Тургенев со своей стороны подхватывает эти слова и отвечает Пушкину:

«Поставь на место католицизма – христианство, и все будет на месте; но в том-то и ошибка его и предтечей его: Мейстера, Бональда, Ламене, Свечиной.

На словах и в записочках я часто бесил сию превосходно мыслящую четверку тем же замечанием; но они не сдаются ни на рассуждения, ни на историю, в коей видят только Рим и церковь, а не мир и религию [выд. нами. – А.Т.]. Чаадаев попал на ту же мысль, или лучше увлечен ими на ту же дорогу, хотя он – выслушивает и другую сторону: т. е. читает и протестантов; но находит в них или подтверждение своему взгляду на историю, или слабые доказательства, кои спешит обессилить, или устраняется от состязания, когда доводы противников слишком сильны»[43].

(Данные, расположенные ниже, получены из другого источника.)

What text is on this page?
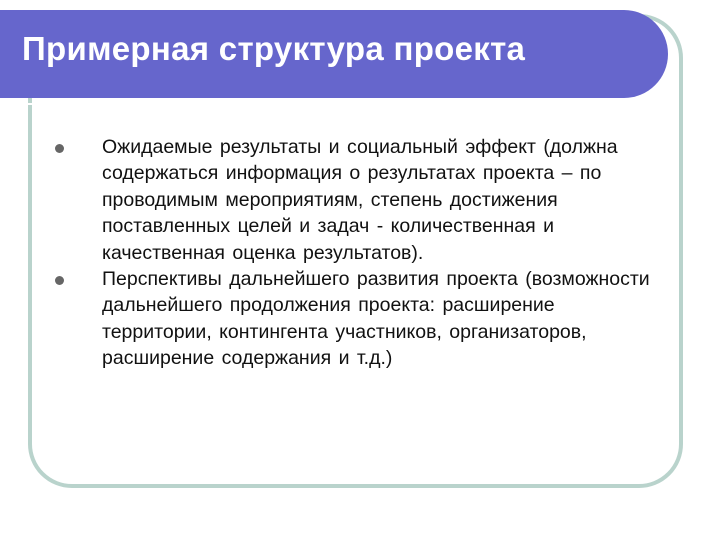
Примерная структура проекта
Ожидаемые результаты и социальный эффект (должна содержаться информация о результатах проекта – по проводимым мероприятиям, степень достижения поставленных целей и задач - количественная и качественная оценка результатов).
Перспективы дальнейшего развития проекта (возможности дальнейшего продолжения проекта: расширение территории, контингента участников, организаторов, расширение содержания и т.д.)
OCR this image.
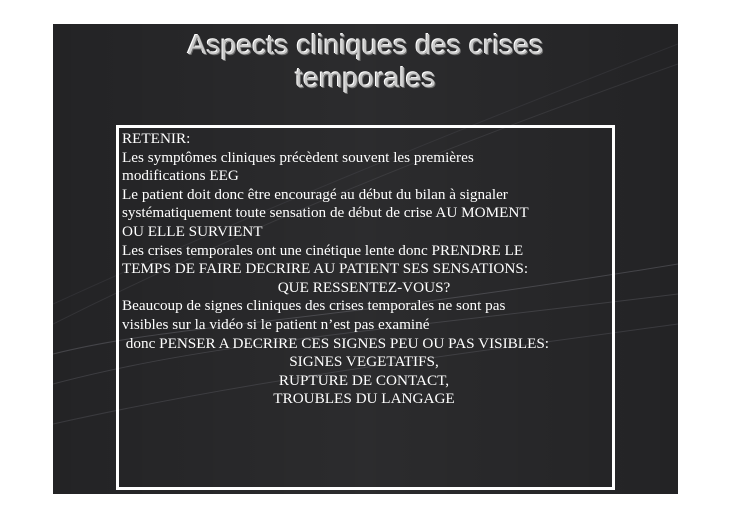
Aspects cliniques des crises
temporales
RETENIR:
Les symptômes cliniques précèdent souvent les premières
modifications EEG
Le patient doit donc être encouragé au début du bilan à signaler
systématiquement toute sensation de début de crise AU MOMENT
OU ELLE SURVIENT
Les crises temporales ont une cinétique lente donc PRENDRE LE
TEMPS DE FAIRE DECRIRE AU PATIENT SES SENSATIONS:
QUE RESSENTEZ-VOUS?
Beaucoup de signes cliniques des crises temporales ne sont pas
visibles sur la vidéo si le patient n’est pas examiné
donc PENSER A DECRIRE CES SIGNES PEU OU PAS VISIBLES:
SIGNES VEGETATIFS,
RUPTURE DE CONTACT,
TROUBLES DU LANGAGE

Иными словами, Пушкин и Тургенев интерпретировали «христианство» в смысле «христианской культуры», как культурный феномен, «религию», а не как Церковь – для Чаадаева речь шла о том, как христианство (в смысле веры и Церкви) оказывается воздействующим на все сферы человеческого существования, так что воздействие веры можно обнаружить в самых далеких от веры делах, но при этом сохраняя принципиальное отличие того, что воздействует, от того, что воздействию подвергается[44]. Церковь действует в истории, но при этом она «больше» истории, не может быть растворена в последней без остатка.

М.А. Дмитриев, один из тех, кому Чаадаев после публикации русского перевода, выполненного Н.Х. Кетчером, послал отдельный оттиск из журнала (I, 581), вспоминал:

«Я читал все эти письма в рукописи: он давал мне их французский подлинник. […] Первое письмо было особенно замечательно: в нем было много горькой правды, сказанной резко, но метко и красноречиво, хотя и не всегда верно»[45].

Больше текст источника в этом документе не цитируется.